With newspaper attrition, polarized audiences, weaponization of propaganda by politicians and corporate interests, and violence against journalists around the world, the last thing these truth-makers need is to be labeled “fake news” by those who may be too confrontational, corrupt or ignorant to question “real news”. But when you’re fighting to uphold a constitutionally protected right or standing up for the most human dignity of self-determination, you’re doing what you have to, even if it means being arrested while the cameras are rolling. Executive produced by Ronan Farrow. In-person screens June 15 and 17. Available for home screen until June 26. Ticket Information. Debuts on HBO Max on June 28.

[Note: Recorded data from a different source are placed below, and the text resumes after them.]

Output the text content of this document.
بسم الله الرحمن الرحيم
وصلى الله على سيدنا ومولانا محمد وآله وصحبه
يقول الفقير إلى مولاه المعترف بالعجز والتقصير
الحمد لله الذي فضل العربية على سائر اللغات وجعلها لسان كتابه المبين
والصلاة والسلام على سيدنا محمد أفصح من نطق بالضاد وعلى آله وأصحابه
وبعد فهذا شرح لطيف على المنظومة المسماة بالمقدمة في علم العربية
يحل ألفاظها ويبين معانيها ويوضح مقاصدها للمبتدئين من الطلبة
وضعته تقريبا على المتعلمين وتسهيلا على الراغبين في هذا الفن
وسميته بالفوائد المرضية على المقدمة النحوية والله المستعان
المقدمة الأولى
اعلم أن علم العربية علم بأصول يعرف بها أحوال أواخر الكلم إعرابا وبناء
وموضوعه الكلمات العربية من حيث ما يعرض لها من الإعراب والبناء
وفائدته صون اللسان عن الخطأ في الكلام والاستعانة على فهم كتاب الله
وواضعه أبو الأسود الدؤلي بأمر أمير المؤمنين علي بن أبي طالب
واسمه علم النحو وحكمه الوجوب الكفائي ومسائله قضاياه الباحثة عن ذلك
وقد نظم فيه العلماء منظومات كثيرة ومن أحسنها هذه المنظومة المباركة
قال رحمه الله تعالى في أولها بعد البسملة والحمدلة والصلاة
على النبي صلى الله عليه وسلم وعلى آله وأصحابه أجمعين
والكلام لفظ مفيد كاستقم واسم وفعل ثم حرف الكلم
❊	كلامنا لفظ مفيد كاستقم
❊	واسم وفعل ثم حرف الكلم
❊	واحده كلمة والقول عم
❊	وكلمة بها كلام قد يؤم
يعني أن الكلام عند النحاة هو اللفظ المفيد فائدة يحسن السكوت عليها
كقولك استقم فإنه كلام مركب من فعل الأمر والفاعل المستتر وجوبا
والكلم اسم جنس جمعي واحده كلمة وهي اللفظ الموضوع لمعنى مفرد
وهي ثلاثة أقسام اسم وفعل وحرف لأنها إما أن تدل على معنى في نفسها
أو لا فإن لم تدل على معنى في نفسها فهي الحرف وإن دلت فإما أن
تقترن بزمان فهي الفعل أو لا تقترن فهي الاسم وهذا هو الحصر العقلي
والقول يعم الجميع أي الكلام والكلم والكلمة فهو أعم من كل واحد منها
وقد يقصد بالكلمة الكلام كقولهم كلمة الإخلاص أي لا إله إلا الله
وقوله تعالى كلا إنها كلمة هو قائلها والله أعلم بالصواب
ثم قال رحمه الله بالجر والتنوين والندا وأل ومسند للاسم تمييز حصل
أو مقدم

“Lowndes County and the Road to Black Power” (world premiere)
In the 1960s, 80% of the population of Lowndes County, Alabama was African American – yet not a single black person was registered to vote. Sam Pollard and Geeta Gandbhir’s powerful documentary traces the story of how grassroots grassroots organizers, joined by voting rights advocates from the Student Nonviolent Coordinating Committee, created the apparatus and wave of grassroots support to register Americans of color to vote for the first time, in the face of institutional racism and very real threats of violence just to seek a seat at the table.
Through archival footage of the likes of Stokely Carmichael and new interviews with participants in 60s and 70s activism, we learn how the people of the country’s poorest county demanded a voice, and rise of the Lowndes County Freedom Organization, whose illustrative insignia on billboards and ballots—a roaring black panther—would lead to a nationally recognized symbol of black self-determination. The film is an invaluable addition to the story of how much work it took to get to the polls, even after blood was spilled on a bridge in Selma and the ink was dry on the Voting Rights Act. In-person screens June 16 and 18. Ticket Information.